You can do this, but you are probably reducing the quality of your data considerably.
In most cases* where you use a Likert scale, you have to factor in a strong ceiling effect**. Imagine asking something like "Our application is easy to use", and your customers can choose options from "Strongly agree" to "Strongly disagree". If you look at a histogram of the answers, you will see that you have much more answers in the "Agree" part than in the "Disagree" one.
There are statistical ways to discover this and deal with it, but you shouldn't need them if you are not going to publish your results in peer-reviewed journals. But here is the practical way to look at things.
- The ratio of "Agree" to "Disagree" answers is not interesting, because you will almost always have more agrees than disagrees, even if your software is mediocre. It has to be truly evil to get the ratio reversed.
- What is interesting is the histogram shape. With a Likert scale, you will get a somewhat skewed Gauss curve, shifted to the right (assuming positive answers are on the right) and cut off on the right. For the best applications, the curve is shifted so far to the right that you cannot see the "hump" of the bell curve and you only see the first slope of it, so you are looking at a upwards sloped line instead of a bell. If you can get your users' metrics to show this shape, you have made it big. Else, you will see the hump somewhere in the right half of the scale. Interesting metrics are how far to the right it is, what percentage of people have given answers falling below the modal answer, and, if you want to go deep into it, steepness/skewness measures. These metrics already give some information by themselves, but they really shine for comparisons (e.g. satisfaction between features of your software, to see what your users really hate. Or comparing your own software to the competition and seeing where yours has to catch up).

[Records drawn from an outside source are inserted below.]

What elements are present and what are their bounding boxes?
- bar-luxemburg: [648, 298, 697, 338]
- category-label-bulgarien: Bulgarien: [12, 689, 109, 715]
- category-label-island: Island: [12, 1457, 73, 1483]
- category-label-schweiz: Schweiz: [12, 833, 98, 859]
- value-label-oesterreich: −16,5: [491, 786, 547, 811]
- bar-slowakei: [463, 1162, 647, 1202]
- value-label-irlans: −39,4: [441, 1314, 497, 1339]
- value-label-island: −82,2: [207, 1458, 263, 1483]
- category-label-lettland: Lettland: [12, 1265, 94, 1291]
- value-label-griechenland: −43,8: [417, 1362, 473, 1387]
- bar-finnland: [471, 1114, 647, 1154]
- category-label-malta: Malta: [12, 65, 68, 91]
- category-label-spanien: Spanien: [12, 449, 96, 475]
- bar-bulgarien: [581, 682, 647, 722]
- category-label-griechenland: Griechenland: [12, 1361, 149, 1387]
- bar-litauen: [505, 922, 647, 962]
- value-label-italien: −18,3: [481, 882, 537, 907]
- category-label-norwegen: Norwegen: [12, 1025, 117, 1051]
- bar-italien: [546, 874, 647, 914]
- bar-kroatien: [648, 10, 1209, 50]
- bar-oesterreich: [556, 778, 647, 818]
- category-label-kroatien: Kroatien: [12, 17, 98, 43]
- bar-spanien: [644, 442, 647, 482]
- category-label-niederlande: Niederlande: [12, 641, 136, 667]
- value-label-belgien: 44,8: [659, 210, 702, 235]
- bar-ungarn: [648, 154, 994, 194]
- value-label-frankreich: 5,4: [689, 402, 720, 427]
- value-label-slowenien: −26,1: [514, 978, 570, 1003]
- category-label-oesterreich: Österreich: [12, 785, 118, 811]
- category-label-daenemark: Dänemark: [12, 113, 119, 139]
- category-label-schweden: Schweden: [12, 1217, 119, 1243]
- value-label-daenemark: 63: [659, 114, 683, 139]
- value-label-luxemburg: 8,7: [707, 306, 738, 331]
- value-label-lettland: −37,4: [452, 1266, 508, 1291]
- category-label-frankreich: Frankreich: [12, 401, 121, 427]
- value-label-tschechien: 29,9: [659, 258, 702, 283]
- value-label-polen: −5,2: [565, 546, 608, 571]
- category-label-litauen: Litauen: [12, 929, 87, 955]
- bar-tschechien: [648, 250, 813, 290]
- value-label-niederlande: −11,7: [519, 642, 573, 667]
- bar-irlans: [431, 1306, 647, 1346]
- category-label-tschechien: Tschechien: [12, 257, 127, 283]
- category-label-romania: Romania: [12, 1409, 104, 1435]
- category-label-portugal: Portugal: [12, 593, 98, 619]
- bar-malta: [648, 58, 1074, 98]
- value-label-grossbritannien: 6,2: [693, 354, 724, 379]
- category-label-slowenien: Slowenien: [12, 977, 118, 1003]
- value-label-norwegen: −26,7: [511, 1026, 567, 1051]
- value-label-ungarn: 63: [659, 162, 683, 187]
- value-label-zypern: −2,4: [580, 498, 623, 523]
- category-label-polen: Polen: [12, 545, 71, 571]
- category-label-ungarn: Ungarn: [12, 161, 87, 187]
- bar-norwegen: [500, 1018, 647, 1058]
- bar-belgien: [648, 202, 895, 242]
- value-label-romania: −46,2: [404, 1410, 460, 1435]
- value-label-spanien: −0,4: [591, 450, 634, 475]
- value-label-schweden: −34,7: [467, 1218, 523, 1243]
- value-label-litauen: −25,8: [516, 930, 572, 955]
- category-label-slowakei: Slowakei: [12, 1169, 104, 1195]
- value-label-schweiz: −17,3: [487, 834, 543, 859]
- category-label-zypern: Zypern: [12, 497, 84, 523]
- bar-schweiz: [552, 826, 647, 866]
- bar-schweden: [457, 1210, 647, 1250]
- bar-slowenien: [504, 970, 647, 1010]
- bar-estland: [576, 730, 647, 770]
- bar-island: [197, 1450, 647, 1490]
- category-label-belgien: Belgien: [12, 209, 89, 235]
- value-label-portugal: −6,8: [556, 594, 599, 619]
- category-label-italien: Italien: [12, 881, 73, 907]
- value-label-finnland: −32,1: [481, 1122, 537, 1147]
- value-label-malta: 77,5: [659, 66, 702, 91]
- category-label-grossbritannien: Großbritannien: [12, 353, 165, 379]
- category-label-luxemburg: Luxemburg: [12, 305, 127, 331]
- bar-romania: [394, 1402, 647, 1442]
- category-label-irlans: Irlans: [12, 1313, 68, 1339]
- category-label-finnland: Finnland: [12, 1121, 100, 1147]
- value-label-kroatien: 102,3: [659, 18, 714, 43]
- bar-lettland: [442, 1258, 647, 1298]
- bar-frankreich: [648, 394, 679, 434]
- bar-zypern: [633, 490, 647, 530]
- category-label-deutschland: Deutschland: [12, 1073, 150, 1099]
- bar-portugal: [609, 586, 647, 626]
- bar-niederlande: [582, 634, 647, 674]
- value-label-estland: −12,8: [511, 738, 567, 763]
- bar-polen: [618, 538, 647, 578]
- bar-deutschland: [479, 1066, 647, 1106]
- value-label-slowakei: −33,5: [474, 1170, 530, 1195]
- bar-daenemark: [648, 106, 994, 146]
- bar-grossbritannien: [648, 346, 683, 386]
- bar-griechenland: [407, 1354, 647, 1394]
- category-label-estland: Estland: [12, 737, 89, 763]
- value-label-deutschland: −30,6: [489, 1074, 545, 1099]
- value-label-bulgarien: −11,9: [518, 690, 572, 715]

The more fine-grained your data, the better you can use these metrics. Two- to four-valued distributions are practically useless for them. But if you go too high, humans are not able to differentiate the own attitudes with enough precision. So questionnaires normally use five- to nine-valued scales (with a strong ideological battle between the "even-" and "odd-number-valued scale" camps). You already have this kind of data, so use it. Clumping it together to just "Agree" and "Disagree" values makes it impossible to draw the histograms and calculate the metrics which give you real information.
Another word of caution for the metrics above: Never calculate means for your data gathered with a Likert scale. Likert scale data is ordinal; treat it this way. Methods like an arithmetic mean are created for cardinal data, and while you will get a numerical result with them, it will have no real meaning, and any reasoning applied on it will be misleading.
[*] You are not saying what you are measuring. I have experience with measuring satisfaction, and related concepts like usability, etc. - generally answers determined by users' attitudes to a product, and I will assume that on this site, you are measuring something similar (besides, this is the canonical use of Likert scales, they were developed for attitudes). I don't know how much the answer applies to some completely different use of the Likert scales.
[**] For the especially interested: Peterson, Robert A., and William R. Wilson. "Measuring customer satisfaction: fact and artifact." Journal of the Academy of Marketing Science 20.1 (1992): 61-71.